If the ADA/USD pair rebounds off the $0.0740–$0.0720 support zone, the bulls will try to push the price above the downtrend line. A breakout of $0.0806825 can open up upward trading opportunities to the upside.

This bullish view volition exist invalidated if the pair sinks below the support zone. Such a move will indicate that bears have a firm grip. In such a case, long positions can be avoided.

NEO/USD

NEO is at a critical level. The l-day SMA ($10.34) is sloping upward, which suggests that the intermediate trend is up. However, on June 10, the altcoin broke beneath the back up line of the ascending aqueduct, which suggests that the upside momentum is weakening.

NEO/USD daily chart. Source: Tradingview​​​​​​​

NEO/USD daily chart. Source: Tradingview

Even though the bulls purchased the dips on June ten, the subsequent rebound has been weak. This suggests that ownership dries up at higher levels. Some other negative sign is that the bulls are struggling to keep the price inside the channel.

If the bears sink the 19th-ranked cryptocurrency on CoinMarketCap below $10.42133, the selling is probable to intensify. The next support to sentinel out on the downside is $9.21399 and then $viii.60349.

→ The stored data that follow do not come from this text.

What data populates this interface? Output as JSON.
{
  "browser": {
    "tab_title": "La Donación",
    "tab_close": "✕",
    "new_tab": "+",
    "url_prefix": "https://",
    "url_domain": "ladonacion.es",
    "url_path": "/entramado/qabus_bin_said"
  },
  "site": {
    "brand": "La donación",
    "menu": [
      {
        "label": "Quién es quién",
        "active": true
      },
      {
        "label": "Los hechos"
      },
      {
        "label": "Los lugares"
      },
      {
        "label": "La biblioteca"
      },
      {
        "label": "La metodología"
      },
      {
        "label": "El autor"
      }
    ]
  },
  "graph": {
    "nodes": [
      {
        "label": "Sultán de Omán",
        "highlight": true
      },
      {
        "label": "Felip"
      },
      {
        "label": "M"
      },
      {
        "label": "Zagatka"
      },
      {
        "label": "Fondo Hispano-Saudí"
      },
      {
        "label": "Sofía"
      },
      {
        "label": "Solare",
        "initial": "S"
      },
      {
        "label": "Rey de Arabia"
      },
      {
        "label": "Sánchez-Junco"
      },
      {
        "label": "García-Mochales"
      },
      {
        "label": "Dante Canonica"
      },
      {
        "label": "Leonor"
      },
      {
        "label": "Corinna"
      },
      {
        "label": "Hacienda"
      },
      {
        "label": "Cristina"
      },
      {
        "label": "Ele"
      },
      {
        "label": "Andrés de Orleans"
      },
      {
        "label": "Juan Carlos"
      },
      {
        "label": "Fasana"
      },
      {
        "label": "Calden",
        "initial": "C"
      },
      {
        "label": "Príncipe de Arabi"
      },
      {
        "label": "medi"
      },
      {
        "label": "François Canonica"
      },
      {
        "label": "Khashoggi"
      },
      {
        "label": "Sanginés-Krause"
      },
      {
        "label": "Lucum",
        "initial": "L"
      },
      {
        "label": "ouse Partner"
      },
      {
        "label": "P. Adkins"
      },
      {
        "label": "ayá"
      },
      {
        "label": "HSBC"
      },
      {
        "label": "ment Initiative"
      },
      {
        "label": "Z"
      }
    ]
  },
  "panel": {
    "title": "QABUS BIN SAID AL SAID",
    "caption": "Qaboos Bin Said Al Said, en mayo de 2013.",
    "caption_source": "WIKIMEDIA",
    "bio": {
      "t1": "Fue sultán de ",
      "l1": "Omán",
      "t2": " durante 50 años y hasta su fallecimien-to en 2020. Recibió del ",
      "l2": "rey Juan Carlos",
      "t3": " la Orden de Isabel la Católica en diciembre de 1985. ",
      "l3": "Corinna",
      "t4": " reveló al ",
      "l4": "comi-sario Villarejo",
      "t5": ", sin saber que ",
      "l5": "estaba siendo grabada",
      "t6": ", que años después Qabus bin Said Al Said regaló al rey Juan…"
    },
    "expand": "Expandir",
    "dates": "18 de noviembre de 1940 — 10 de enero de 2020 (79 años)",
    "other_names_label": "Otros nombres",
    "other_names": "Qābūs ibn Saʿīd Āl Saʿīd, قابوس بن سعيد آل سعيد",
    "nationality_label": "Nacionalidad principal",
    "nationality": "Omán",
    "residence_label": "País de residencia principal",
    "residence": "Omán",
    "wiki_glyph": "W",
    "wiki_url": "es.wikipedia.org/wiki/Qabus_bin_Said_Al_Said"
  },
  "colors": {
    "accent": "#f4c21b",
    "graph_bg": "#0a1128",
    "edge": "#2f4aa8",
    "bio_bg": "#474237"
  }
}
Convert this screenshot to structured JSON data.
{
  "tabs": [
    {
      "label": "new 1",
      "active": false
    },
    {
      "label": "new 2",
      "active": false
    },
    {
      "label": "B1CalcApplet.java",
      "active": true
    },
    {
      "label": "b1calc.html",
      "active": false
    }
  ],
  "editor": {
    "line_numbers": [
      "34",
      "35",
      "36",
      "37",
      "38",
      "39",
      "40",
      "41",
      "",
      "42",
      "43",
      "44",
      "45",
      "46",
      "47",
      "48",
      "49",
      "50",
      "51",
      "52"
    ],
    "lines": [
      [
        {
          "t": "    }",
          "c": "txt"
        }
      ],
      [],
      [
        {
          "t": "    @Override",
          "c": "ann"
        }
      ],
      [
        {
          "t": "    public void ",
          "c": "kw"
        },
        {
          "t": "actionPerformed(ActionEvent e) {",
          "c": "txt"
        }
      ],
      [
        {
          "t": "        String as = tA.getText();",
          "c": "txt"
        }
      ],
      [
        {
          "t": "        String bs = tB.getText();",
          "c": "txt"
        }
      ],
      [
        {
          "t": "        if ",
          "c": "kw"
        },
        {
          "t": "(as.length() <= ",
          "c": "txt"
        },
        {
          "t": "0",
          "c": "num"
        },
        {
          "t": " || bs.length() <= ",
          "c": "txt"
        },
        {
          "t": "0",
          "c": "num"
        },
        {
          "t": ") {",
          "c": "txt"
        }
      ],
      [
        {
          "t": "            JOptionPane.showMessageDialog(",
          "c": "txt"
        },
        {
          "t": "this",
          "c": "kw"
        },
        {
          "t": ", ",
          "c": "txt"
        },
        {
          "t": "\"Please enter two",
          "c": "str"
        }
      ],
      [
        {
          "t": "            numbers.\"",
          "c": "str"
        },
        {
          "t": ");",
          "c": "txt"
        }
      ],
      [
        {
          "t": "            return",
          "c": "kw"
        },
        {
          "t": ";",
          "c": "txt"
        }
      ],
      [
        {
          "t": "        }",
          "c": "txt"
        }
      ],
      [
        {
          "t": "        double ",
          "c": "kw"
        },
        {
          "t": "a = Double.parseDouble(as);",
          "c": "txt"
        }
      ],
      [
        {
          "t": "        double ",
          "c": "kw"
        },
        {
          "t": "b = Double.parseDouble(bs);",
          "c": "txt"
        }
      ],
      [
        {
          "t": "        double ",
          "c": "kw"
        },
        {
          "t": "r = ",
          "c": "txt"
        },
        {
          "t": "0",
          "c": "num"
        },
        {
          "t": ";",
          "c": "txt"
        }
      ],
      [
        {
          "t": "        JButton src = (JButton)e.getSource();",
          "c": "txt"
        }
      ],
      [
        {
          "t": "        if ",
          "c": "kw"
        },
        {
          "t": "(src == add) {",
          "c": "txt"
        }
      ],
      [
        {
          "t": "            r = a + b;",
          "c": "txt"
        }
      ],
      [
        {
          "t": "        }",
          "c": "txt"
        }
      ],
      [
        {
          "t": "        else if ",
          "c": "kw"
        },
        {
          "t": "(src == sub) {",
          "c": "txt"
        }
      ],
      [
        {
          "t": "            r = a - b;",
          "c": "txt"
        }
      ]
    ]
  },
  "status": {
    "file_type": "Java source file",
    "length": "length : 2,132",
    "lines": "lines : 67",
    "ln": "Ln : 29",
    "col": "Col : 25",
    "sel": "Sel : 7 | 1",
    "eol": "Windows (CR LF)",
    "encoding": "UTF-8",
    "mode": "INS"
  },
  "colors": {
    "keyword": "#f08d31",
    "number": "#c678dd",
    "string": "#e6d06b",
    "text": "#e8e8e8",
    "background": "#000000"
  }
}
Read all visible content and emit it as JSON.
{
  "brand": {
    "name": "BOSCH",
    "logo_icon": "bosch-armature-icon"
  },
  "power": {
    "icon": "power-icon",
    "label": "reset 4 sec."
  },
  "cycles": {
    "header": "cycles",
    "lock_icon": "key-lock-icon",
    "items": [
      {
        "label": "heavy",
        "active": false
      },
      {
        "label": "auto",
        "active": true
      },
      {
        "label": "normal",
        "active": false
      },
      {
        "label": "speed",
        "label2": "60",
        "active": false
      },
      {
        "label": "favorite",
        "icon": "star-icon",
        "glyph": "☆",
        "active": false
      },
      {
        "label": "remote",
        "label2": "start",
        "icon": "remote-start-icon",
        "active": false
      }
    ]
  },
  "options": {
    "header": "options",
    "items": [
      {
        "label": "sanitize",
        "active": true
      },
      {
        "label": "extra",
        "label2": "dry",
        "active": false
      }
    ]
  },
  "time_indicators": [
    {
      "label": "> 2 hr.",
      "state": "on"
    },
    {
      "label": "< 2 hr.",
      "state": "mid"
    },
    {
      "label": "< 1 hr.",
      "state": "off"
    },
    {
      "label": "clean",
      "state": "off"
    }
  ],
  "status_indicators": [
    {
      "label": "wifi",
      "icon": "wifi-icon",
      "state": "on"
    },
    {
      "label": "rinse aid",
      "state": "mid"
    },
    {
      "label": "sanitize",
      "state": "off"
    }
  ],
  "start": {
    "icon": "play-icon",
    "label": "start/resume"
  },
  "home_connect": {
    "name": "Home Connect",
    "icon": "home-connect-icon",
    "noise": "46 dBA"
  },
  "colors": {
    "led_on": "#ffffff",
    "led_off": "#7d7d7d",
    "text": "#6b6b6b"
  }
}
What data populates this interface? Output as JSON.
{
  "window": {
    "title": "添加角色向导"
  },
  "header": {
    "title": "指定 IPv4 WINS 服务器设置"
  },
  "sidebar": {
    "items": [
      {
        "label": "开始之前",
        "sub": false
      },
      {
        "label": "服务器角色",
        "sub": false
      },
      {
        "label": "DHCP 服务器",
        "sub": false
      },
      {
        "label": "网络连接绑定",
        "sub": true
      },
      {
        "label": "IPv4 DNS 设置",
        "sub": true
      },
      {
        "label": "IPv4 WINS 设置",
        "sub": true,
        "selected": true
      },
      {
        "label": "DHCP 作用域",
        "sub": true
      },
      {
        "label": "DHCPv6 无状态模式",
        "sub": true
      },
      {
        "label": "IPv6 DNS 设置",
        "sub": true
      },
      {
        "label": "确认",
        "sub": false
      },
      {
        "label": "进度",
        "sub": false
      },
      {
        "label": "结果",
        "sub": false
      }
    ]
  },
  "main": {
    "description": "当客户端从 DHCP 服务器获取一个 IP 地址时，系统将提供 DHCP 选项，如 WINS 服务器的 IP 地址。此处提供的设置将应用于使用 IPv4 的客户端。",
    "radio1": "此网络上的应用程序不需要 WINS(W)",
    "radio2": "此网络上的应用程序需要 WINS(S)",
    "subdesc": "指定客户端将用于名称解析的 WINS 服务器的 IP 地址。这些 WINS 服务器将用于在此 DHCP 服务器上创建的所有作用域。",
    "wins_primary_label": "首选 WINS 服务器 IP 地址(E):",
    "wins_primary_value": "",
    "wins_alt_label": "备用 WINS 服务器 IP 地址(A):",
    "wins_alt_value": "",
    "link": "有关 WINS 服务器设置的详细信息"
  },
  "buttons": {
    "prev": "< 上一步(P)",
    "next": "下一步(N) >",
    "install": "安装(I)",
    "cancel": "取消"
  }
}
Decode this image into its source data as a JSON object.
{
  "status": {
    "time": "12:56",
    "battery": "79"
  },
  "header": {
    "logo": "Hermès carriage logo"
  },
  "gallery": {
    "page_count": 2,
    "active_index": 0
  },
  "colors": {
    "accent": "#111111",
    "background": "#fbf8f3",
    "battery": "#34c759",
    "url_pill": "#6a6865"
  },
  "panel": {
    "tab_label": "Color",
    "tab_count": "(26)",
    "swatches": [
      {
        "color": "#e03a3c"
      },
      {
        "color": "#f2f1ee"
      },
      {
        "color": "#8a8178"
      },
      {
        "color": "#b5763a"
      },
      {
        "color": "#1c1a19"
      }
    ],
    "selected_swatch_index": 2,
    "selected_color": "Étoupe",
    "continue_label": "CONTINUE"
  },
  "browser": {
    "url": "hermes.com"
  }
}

Conversely, if the bulls can push the price back higher up the 10-twenty-four hours EMA ($11.27) and the downtrend line, information technology will suggest aggressive ownership by the bulls at lower levels. This will increase the possibility of a rally to $12.2839 and then to $12.1711.

NEO/USD 4-hour chart. Source: Tradingview​​​​​​​

NEO/USD 4-60 minutes nautical chart. Source: Tradingview

The iv-hour nautical chart shows that bulls are struggling to keep the toll inside the ascending channel. This is a negative sign as this indicates selling on rallies.

If the NEO/USD pair breaks below $ten.42133, it could open the gates for farther downsides to $9.58498 and then to $9.21399. Traders may endeavour to ride this movement lower using brusque positions. The 50-SMA is sloping down and the RSI is in the negative zone, indicating that bears have the upper hand.

However, if the bulls purchase the dip in one case once again and propel the pair above the downtrend line, information technology is likely to concenter further buying. A buying opportunity is likely to open up up for the bulls if the price sustains to a higher place the downtrend line.

The views and opinions expressed here are solely those of the author and do non necessarily reflect the views of Cointelegraph. Every investment and trading move involves chance, you should deport your own inquiry when making a conclusion.

The marketplace data is provided by the HitBTC commutation.